A federal judge last week dismissed a class-action lawsuit filed last year against Nuclear Fuel Services and its parent company that alleged “repeated releases of hazardous and radioactive substances” at the Erwin facility had led to injuries, property damage and emotional distress.
On Dec. 21, U.S. District Judge J. Ronnie Greer ordered that NFS’ motion to dismiss the plaintiffs’ claims be granted. It was also ordered that the plaintiffs’ motion to amend the original complaint be denied.
“We are pleased that the U.S. District Court ruled in our favor,” NFS President Joe Henry said in a release issued Thursday. “Although we recognize the possibility that the plaintiffs could seek to appeal the court’s decision, we consider this ruling to be an important decision for all defendants in the case. We remain committed to operating safely and securely, protecting our employees, the public and the environment. We look forward to a long future of manufacturing the fuel that keeps our nation safe.”
The lawsuit was filed in U.S. District Court in Greeneville in June 2011. In the original 40-page complaint, 13 of the 19 plaintiffs, including one former NFS employee, alleged they had developed various forms of cancer because of hazardous releases at the nearly 60-year-old facility. Two of the plaintiffs alleged the cancer deaths of relatives were caused by materials released from NFS. According to court documents, the number of plaintiffs increased to more than 140 individuals and organizations over the course of the case.
Along with NFS and Babcock & Wilcox, NFS’ parent company since 2008, other defendants named in the complaint included W.R. Grace & Co., which jointly funded the formation and development of NFS in collaboration with the Davidson Chemical Co., and the Chevron Co., the predecessors of which exercised ownership and operational control of NFS from 1969 to 1986.
“Throughout the operational history of these facilities, defendants have caused the release of radioactive, hazardous and toxic substances into the surrounding environment,” the originally filed complaint said. “These releases have contaminated the air, soil, surface water and ground water in the surrounding communities.
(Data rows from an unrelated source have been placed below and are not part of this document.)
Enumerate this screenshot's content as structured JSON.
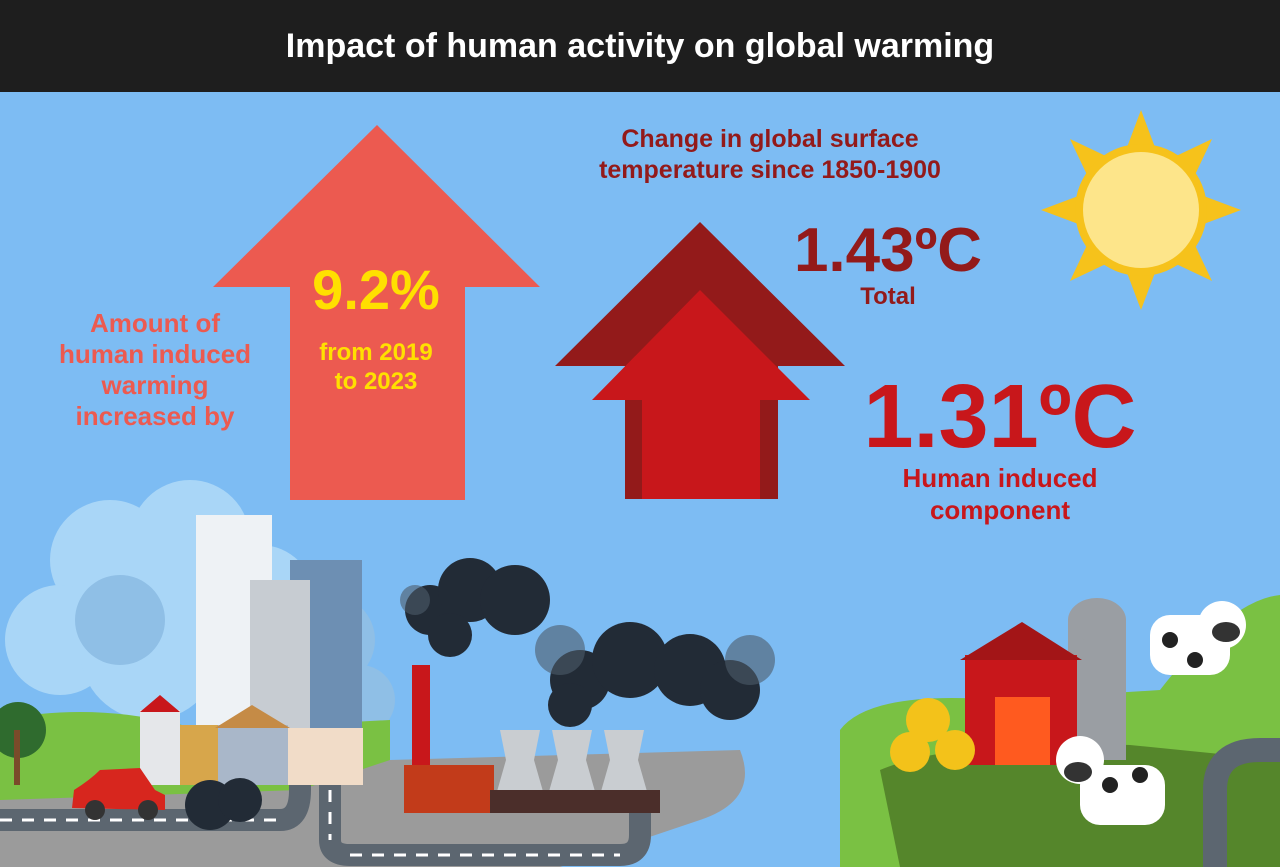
{
  "header": {
    "title": "Impact of human activity on global warming"
  },
  "left_panel": {
    "label_lines": [
      "Amount of",
      "human induced",
      "warming",
      "increased by"
    ],
    "value": "9.2%",
    "period_lines": [
      "from 2019",
      "to 2023"
    ]
  },
  "right_panel": {
    "heading_lines": [
      "Change in global surface",
      "temperature since 1850-1900"
    ],
    "total": {
      "value": "1.43ºC",
      "label": "Total"
    },
    "human": {
      "value": "1.31ºC",
      "label_lines": [
        "Human induced",
        "component"
      ]
    }
  }
}
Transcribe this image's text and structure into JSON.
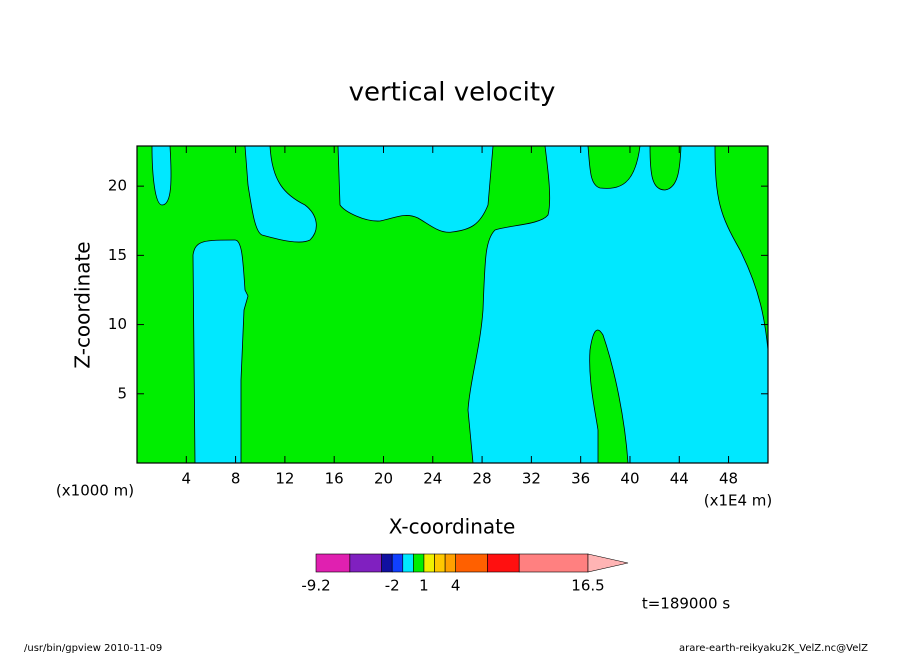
{
  "chart_data": {
    "type": "contour",
    "title": "vertical velocity",
    "x_label": "X-coordinate",
    "y_label": "Z-coordinate",
    "x_unit": "(x1E4 m)",
    "y_unit": "(x1000 m)",
    "xlim": [
      0,
      51.2
    ],
    "ylim": [
      0,
      22.9
    ],
    "xticks": [
      4,
      8,
      12,
      16,
      20,
      24,
      28,
      32,
      36,
      40,
      44,
      48
    ],
    "yticks": [
      5,
      10,
      15,
      20
    ],
    "colorbar": {
      "levels": [
        -9.2,
        -6,
        -3,
        -2,
        -1,
        0,
        1,
        2,
        3,
        4,
        7,
        10,
        16.5
      ],
      "colors": [
        "#e020b0",
        "#8020c0",
        "#1010a0",
        "#1040ff",
        "#00e8ff",
        "#00ee00",
        "#f0f000",
        "#ffc800",
        "#ffa000",
        "#ff6000",
        "#ff1010",
        "#ff8080"
      ],
      "extend_color": "#ffb4b4",
      "ticks": [
        -9.2,
        -2,
        1,
        4,
        16.5
      ]
    },
    "annotation": "t=189000 s"
  },
  "footer": {
    "left": "/usr/bin/gpview   2010-11-09",
    "right": "arare-earth-reikyaku2K_VelZ.nc@VelZ"
  }
}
The harm directly and proximately caused by defendants includes property damage and personal injuries.”
In October 2011, attorneys for the defendants filed a motion to seek dismissal of the plaintiffs’ complaint for failure to state a claim on which relief could be granted.
Before the complaint was filed in June 2011, attorneys with Greeneville-based Rogers, Laughlin, Nunally, Hood & Crum; South Carolina-headquartered Motley Rice; and New York-based Napoli Bern Ripka & Associates held town hall meetings in Unicoi County to provide legal information to area residents to those possibly interested in taking legal action against NFS. These firms also represented plaintiffs in the case.
Marc Bern with Napoli Bern Ripka & Associates said Thursday that he had no comments on Greer’s ruling, other than to say attorneys are evaluating the decision and “are keeping our options open, including appealing the case.”
Greene County resident and plaintiff Park Overall said plaintiffs will likely look at appealing Greer’s decision in the future.
“It’s a blow, I’ll be honest with you, it’s a blow, but I don’t blame us,” Overall said of the dismissal. “I don’t think we could have done anything differently, and we can appeal, which I think (Greer) has made a point of here, and so that’s good. It’s just that right now, with the holidays, we were blindsided, really blindsided. I’m sure that it will serve to empower and embolden us, but right now it was just a kick in the teeth.”
Overall said she found Greer’s ruling to be “limited.” Although she commended the work of John Milburn Rogers with Rogers, Laughlin, Nunally, Hood & Crum, she said other attorneys for the plaintiffs failed to provide proper information regarding radioactive releases and limits collected by plaintiffs to the court. Overall said should plaintiffs move forward with an appeal, they will likely do so with different attorneys.
“It’s unfortunate that our lawyers were incompetent,” Overall said. “The attorneys were incompetent because we gave them all of the data.”
In October, the Nuclear Regulatory Commission announced that it is sponsoring a pilot cancer risk study to be carried out by the National Academy of Sciences at seven NRC-licensed facilities. NFS is to be included in this study.